# Mini track in NE Ohio?



## lowdoughracer (Jul 12, 2005)

Hello everyone,
I used to race 1/10 carpet oval a few years back and have been looking at getting back into r/c and racing. I have been looking around at mini's and think it might be a good thing for me to get because of the cost, and being able to drive it at home as well as at the track. Just was curious as to if there were any tracks that raced mini's in northeast Ohio (on-road, off-road, oval) and what they raced there. Thanks for all the help!
~Jake~


----------



## BudBartos (Jan 1, 1970)

BRP's at Freddies hobbies in Ravenna and the gate in Brunswick both are carpet. We have a race this Sat at Freddies, come out and check it out. Racing starts at 5:00 It's as low dough as You can get.
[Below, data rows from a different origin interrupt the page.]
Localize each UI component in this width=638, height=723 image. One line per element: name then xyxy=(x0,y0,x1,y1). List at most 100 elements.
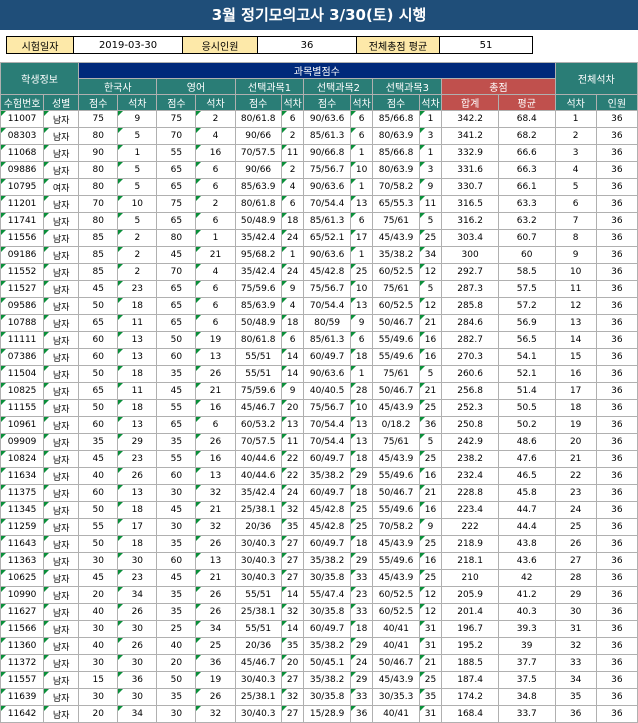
headcount-cell[interactable]: 36 xyxy=(595,314,638,332)
headcount-cell[interactable]: 36 xyxy=(595,450,638,468)
elective1-score-cell[interactable]: 50/48.9 xyxy=(234,212,282,230)
overall-rank-cell[interactable]: 5 xyxy=(554,178,597,196)
total-average-cell[interactable]: 48.6 xyxy=(497,433,556,451)
elective1-rank-cell[interactable]: 24 xyxy=(280,263,305,281)
korean-history-score-cell[interactable]: 20 xyxy=(78,705,119,723)
elective2-score-cell[interactable]: 30/35.8 xyxy=(303,569,351,587)
gender-cell[interactable]: 남자 xyxy=(43,671,80,689)
korean-history-rank-cell[interactable]: 18 xyxy=(117,297,158,315)
korean-history-score-cell[interactable]: 30 xyxy=(78,688,119,706)
total-sum-cell[interactable]: 316.2 xyxy=(441,212,499,230)
english-score-cell[interactable]: 55 xyxy=(156,399,197,417)
elective3-rank-cell[interactable]: 12 xyxy=(418,603,443,621)
total-sum-cell[interactable]: 205.9 xyxy=(441,586,499,604)
elective1-rank-cell[interactable]: 6 xyxy=(280,331,305,349)
english-score-cell[interactable]: 35 xyxy=(156,586,197,604)
elective2-rank-cell[interactable]: 6 xyxy=(349,331,374,349)
overall-rank-cell[interactable]: 31 xyxy=(554,620,597,638)
elective3-score-cell[interactable]: 45/43.9 xyxy=(372,569,420,587)
total-sum-cell[interactable]: 187.4 xyxy=(441,671,499,689)
elective1-score-cell[interactable]: 35/42.4 xyxy=(234,229,282,247)
elective3-rank-cell[interactable]: 21 xyxy=(418,382,443,400)
total-average-cell[interactable]: 43.8 xyxy=(497,535,556,553)
total-sum-cell[interactable]: 292.7 xyxy=(441,263,499,281)
exam-no-cell[interactable]: 11504 xyxy=(0,365,45,383)
total-average-cell[interactable]: 68.4 xyxy=(497,110,556,128)
english-rank-cell[interactable]: 16 xyxy=(195,399,236,417)
elective3-score-cell[interactable]: 55/49.6 xyxy=(372,348,420,366)
headcount-cell[interactable]: 36 xyxy=(595,297,638,315)
korean-history-score-cell[interactable]: 30 xyxy=(78,620,119,638)
elective2-rank-cell[interactable]: 13 xyxy=(349,433,374,451)
elective3-rank-cell[interactable]: 16 xyxy=(418,467,443,485)
elective3-score-cell[interactable]: 85/66.8 xyxy=(372,110,420,128)
exam-no-cell[interactable]: 11642 xyxy=(0,705,45,723)
elective3-rank-cell[interactable]: 3 xyxy=(418,127,443,145)
total-sum-cell[interactable]: 188.5 xyxy=(441,654,499,672)
total-sum-cell[interactable]: 252.3 xyxy=(441,399,499,417)
english-score-cell[interactable]: 45 xyxy=(156,382,197,400)
total-average-cell[interactable]: 37.7 xyxy=(497,654,556,672)
elective1-rank-cell[interactable]: 9 xyxy=(280,280,305,298)
headcount-cell[interactable]: 36 xyxy=(595,195,638,213)
gender-cell[interactable]: 남자 xyxy=(43,654,80,672)
english-score-cell[interactable]: 20 xyxy=(156,654,197,672)
headcount-cell[interactable]: 36 xyxy=(595,382,638,400)
english-rank-cell[interactable]: 26 xyxy=(195,688,236,706)
english-rank-cell[interactable]: 25 xyxy=(195,637,236,655)
total-average-cell[interactable]: 52.1 xyxy=(497,365,556,383)
elective3-score-cell[interactable]: 50/46.7 xyxy=(372,314,420,332)
korean-history-rank-cell[interactable]: 18 xyxy=(117,501,158,519)
elective1-score-cell[interactable]: 90/66 xyxy=(234,127,282,145)
korean-history-score-cell[interactable]: 40 xyxy=(78,467,119,485)
elective1-rank-cell[interactable]: 11 xyxy=(280,144,305,162)
elective3-score-cell[interactable]: 60/52.5 xyxy=(372,586,420,604)
elective1-rank-cell[interactable]: 14 xyxy=(280,620,305,638)
elective1-score-cell[interactable]: 75/59.6 xyxy=(234,382,282,400)
overall-rank-cell[interactable]: 23 xyxy=(554,484,597,502)
english-score-cell[interactable]: 45 xyxy=(156,246,197,264)
exam-no-cell[interactable]: 09886 xyxy=(0,161,45,179)
english-rank-cell[interactable]: 26 xyxy=(195,433,236,451)
elective1-score-cell[interactable]: 30/40.3 xyxy=(234,552,282,570)
elective2-score-cell[interactable]: 45/42.8 xyxy=(303,518,351,536)
exam-no-cell[interactable]: 11259 xyxy=(0,518,45,536)
elective1-rank-cell[interactable]: 14 xyxy=(280,586,305,604)
overall-rank-cell[interactable]: 2 xyxy=(554,127,597,145)
korean-history-score-cell[interactable]: 70 xyxy=(78,195,119,213)
english-rank-cell[interactable]: 21 xyxy=(195,569,236,587)
korean-history-rank-cell[interactable]: 1 xyxy=(117,144,158,162)
elective2-rank-cell[interactable]: 13 xyxy=(349,195,374,213)
total-average-cell[interactable]: 50.5 xyxy=(497,399,556,417)
elective3-rank-cell[interactable]: 34 xyxy=(418,246,443,264)
elective2-rank-cell[interactable]: 25 xyxy=(349,501,374,519)
elective3-rank-cell[interactable]: 16 xyxy=(418,331,443,349)
elective3-score-cell[interactable]: 55/49.6 xyxy=(372,467,420,485)
elective2-score-cell[interactable]: 85/61.3 xyxy=(303,331,351,349)
korean-history-score-cell[interactable]: 20 xyxy=(78,586,119,604)
elective3-rank-cell[interactable]: 12 xyxy=(418,263,443,281)
elective2-score-cell[interactable]: 30/35.8 xyxy=(303,603,351,621)
korean-history-rank-cell[interactable]: 30 xyxy=(117,552,158,570)
english-score-cell[interactable]: 35 xyxy=(156,365,197,383)
elective1-score-cell[interactable]: 30/40.3 xyxy=(234,535,282,553)
total-average-cell[interactable]: 40.3 xyxy=(497,603,556,621)
elective1-score-cell[interactable]: 35/42.4 xyxy=(234,263,282,281)
gender-cell[interactable]: 남자 xyxy=(43,501,80,519)
gender-cell[interactable]: 남자 xyxy=(43,586,80,604)
elective1-rank-cell[interactable]: 20 xyxy=(280,654,305,672)
exam-no-cell[interactable]: 11527 xyxy=(0,280,45,298)
elective3-rank-cell[interactable]: 25 xyxy=(418,450,443,468)
total-average-cell[interactable]: 66.1 xyxy=(497,178,556,196)
elective3-score-cell[interactable]: 40/41 xyxy=(372,705,420,723)
overall-rank-cell[interactable]: 7 xyxy=(554,212,597,230)
overall-rank-cell[interactable]: 13 xyxy=(554,314,597,332)
exam-no-cell[interactable]: 07386 xyxy=(0,348,45,366)
english-rank-cell[interactable]: 2 xyxy=(195,110,236,128)
english-score-cell[interactable]: 70 xyxy=(156,127,197,145)
elective3-score-cell[interactable]: 65/55.3 xyxy=(372,195,420,213)
elective1-score-cell[interactable]: 80/61.8 xyxy=(234,195,282,213)
elective1-rank-cell[interactable]: 27 xyxy=(280,535,305,553)
english-rank-cell[interactable]: 6 xyxy=(195,297,236,315)
elective3-score-cell[interactable]: 75/61 xyxy=(372,365,420,383)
http://www.freddieshobbies.com/

www.brpracing.com


----------



## team martis (Mar 24, 2010)

Hi lowdough . Were in toledo ohio an have a oval track here. we run minis ALOT. Its HOBBYSTOP WEST Raceway At woodville mall . Check out some races on youtube. We race BRP, Mini Sliders, Mini Latemodels , an run offroad Minis on fri oval sat road course on sun . indoor flying on tues . They also race 1/10 slider too. TEAM MARTIS


----------